The extreme multifamily rent growth in Los Angeles is beginning to slow, and while rent growth is still substantial, we couldn't help but wonder how the deceleration of growth is impacting vacancy rates. It stands to reason—especially considering that L.A. has been pegged as a city with a severe housing shortage—that vacancy rates would decline in response. We asked Richard Green, director of the USC Luck Center, how the slowed rental rate growth is expected to impact vacancy rates, and he pondered the idea that we may be hitting a supply equilibrium.
“It is like we are getting an equilibrium, which is to say that neither vacancy rates nor rents will move that much,” Green tells GlobeSt.com. “It confuses me a little bit because we are still not building all that much, especially relative to where we expect demand to be. It could be that there is not as much demand as we thought there was going to be.”
Population growth—which had been expected to grow rapidly over the next decade—is actually slowing.
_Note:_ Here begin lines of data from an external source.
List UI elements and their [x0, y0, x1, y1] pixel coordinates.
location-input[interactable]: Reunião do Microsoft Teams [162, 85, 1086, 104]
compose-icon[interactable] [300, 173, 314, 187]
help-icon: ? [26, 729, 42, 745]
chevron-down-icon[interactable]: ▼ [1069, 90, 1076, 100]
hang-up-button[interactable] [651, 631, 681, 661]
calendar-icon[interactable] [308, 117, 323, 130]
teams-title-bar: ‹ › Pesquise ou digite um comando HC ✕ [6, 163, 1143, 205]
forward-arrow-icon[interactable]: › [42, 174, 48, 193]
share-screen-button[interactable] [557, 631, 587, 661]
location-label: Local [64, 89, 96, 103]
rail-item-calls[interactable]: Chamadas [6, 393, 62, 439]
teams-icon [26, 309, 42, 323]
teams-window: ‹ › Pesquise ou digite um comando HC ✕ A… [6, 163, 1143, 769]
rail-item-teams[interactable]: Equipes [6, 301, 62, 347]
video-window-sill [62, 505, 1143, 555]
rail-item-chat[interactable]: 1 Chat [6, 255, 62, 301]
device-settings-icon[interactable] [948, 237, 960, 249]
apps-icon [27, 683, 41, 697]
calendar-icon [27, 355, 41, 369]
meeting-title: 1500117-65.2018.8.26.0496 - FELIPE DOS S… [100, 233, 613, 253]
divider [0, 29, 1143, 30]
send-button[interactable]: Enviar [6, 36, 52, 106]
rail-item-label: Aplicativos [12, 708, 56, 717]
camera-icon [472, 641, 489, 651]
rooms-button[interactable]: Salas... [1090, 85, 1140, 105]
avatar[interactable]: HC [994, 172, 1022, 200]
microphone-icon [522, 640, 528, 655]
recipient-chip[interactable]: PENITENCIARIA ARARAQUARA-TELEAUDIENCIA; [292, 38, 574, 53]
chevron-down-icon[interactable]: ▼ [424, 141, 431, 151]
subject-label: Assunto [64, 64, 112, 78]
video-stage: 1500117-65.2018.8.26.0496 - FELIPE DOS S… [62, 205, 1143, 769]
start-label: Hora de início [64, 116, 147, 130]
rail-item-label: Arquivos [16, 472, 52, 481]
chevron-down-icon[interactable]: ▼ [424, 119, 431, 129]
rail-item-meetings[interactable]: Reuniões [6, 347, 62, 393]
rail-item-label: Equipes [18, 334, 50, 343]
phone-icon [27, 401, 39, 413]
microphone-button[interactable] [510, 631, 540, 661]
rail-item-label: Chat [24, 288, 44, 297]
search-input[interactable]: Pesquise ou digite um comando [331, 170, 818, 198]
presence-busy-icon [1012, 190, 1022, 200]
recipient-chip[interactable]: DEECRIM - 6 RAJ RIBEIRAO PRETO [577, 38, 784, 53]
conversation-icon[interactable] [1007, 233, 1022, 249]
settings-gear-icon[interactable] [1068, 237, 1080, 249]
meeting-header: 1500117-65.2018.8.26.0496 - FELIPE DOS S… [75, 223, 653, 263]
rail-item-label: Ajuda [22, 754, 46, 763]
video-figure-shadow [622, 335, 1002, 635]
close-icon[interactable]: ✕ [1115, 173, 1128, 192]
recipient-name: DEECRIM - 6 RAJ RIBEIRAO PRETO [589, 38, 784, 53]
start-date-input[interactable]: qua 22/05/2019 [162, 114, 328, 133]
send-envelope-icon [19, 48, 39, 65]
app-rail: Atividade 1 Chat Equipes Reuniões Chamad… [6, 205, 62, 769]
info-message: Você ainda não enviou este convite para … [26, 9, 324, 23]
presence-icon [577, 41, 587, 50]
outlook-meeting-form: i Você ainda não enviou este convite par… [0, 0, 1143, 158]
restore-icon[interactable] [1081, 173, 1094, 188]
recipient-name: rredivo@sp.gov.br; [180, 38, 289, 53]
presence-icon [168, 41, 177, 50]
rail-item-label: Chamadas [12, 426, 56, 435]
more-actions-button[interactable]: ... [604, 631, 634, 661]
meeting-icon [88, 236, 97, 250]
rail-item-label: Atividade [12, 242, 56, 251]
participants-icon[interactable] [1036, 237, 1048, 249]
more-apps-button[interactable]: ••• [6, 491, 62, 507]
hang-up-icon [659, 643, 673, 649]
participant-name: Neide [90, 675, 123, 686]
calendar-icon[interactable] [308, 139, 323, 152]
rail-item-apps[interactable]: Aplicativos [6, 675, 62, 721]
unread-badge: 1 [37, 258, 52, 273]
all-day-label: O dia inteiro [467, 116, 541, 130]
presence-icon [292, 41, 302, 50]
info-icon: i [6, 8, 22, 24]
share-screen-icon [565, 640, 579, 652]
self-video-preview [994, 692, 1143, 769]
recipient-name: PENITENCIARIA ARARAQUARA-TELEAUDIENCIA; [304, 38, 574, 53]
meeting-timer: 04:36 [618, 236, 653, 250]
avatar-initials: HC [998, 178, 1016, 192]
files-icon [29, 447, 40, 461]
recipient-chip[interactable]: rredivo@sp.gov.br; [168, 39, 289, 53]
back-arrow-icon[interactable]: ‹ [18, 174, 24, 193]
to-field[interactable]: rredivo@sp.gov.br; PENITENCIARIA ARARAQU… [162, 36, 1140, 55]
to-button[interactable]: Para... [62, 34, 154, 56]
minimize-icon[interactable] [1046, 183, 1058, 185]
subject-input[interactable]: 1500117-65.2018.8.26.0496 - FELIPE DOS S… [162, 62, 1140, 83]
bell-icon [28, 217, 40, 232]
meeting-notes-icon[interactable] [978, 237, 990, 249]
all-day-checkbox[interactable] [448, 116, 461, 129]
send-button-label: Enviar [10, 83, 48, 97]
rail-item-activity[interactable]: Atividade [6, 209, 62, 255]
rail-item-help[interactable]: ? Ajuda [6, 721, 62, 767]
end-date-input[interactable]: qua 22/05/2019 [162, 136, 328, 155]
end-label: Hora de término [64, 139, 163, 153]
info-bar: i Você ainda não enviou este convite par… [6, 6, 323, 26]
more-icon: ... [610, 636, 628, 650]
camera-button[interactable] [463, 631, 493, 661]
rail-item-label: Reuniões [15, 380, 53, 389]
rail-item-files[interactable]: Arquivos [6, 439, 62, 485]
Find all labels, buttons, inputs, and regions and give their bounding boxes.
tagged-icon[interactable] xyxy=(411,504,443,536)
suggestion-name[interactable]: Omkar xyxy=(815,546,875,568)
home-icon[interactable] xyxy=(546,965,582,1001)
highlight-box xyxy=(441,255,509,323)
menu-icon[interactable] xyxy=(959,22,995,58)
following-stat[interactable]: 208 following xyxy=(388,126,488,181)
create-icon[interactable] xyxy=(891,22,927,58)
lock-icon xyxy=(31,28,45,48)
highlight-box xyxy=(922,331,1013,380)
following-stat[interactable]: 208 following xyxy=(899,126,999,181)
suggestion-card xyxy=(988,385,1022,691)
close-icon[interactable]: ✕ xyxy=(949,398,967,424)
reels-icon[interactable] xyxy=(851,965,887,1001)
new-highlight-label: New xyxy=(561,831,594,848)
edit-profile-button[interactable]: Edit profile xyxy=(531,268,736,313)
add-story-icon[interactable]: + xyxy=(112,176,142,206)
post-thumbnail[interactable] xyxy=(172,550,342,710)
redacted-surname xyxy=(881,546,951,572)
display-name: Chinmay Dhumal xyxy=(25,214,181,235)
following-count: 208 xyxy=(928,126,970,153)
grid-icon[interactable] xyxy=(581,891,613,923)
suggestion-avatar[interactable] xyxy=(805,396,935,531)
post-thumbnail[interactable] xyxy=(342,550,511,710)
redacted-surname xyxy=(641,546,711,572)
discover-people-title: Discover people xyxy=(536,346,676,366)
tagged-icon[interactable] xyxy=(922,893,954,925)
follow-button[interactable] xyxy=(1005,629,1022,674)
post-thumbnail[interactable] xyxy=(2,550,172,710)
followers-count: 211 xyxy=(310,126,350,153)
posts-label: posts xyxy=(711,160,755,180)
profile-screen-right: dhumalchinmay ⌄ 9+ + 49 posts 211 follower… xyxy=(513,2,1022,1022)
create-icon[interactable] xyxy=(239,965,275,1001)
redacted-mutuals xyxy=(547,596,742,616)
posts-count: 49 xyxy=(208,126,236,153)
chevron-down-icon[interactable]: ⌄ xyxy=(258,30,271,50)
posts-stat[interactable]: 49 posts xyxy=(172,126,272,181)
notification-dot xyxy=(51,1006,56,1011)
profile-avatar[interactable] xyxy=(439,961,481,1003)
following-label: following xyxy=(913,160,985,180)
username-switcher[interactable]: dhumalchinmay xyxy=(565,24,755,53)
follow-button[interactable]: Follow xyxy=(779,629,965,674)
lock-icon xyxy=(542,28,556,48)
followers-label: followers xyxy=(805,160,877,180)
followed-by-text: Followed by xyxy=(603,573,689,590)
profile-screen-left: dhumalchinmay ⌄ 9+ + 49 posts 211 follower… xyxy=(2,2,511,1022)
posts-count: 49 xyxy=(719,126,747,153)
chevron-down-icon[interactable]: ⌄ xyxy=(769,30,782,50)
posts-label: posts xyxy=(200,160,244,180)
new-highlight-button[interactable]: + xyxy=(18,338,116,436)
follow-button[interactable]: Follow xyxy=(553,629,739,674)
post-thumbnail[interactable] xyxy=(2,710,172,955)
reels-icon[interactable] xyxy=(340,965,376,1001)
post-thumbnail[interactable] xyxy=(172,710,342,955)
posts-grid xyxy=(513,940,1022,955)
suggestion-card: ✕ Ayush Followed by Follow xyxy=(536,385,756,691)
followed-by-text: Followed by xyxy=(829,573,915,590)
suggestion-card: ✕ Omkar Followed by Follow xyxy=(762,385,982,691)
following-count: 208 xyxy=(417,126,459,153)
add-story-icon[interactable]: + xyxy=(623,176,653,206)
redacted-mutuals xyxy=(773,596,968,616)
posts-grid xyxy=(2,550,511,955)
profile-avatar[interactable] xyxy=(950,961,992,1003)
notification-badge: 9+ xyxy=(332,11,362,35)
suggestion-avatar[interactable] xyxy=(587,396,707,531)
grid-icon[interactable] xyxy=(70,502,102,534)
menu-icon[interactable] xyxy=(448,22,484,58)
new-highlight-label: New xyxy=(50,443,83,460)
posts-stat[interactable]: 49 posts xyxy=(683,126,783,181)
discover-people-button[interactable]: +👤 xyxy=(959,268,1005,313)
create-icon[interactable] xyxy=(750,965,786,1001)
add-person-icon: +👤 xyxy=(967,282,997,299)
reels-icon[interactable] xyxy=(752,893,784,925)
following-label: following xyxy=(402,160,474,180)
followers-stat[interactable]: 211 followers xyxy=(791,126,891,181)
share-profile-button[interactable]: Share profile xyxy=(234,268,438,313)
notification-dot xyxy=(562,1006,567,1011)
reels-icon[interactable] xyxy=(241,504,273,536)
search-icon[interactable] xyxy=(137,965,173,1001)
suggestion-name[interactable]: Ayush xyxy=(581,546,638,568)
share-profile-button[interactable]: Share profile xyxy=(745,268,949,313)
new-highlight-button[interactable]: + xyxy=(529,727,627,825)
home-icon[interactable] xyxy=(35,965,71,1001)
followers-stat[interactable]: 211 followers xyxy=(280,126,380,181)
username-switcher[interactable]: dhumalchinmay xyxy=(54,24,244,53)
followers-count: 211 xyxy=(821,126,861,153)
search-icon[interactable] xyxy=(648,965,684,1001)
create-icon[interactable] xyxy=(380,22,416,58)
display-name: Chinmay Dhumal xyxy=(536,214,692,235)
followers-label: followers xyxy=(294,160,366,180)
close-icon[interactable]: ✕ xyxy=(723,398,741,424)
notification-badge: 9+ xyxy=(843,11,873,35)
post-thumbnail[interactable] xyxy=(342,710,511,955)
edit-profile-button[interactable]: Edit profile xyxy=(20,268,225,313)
Green says that since the last census, Los Angeles County has grown by approximately 50,000 residents, which would translate to a need for 20,000 new housing units each year. We are currently building 25,000 new housing units per year. “It could be that population growth is slowing enough—and rents may be a reason for that—that we are at a point where we building enough product as there is demand for new product,” he adds. “That hasn't been true for a long time. We went from 2008 to 2014 not building much of anything, and now we are building 25,000 units per year.”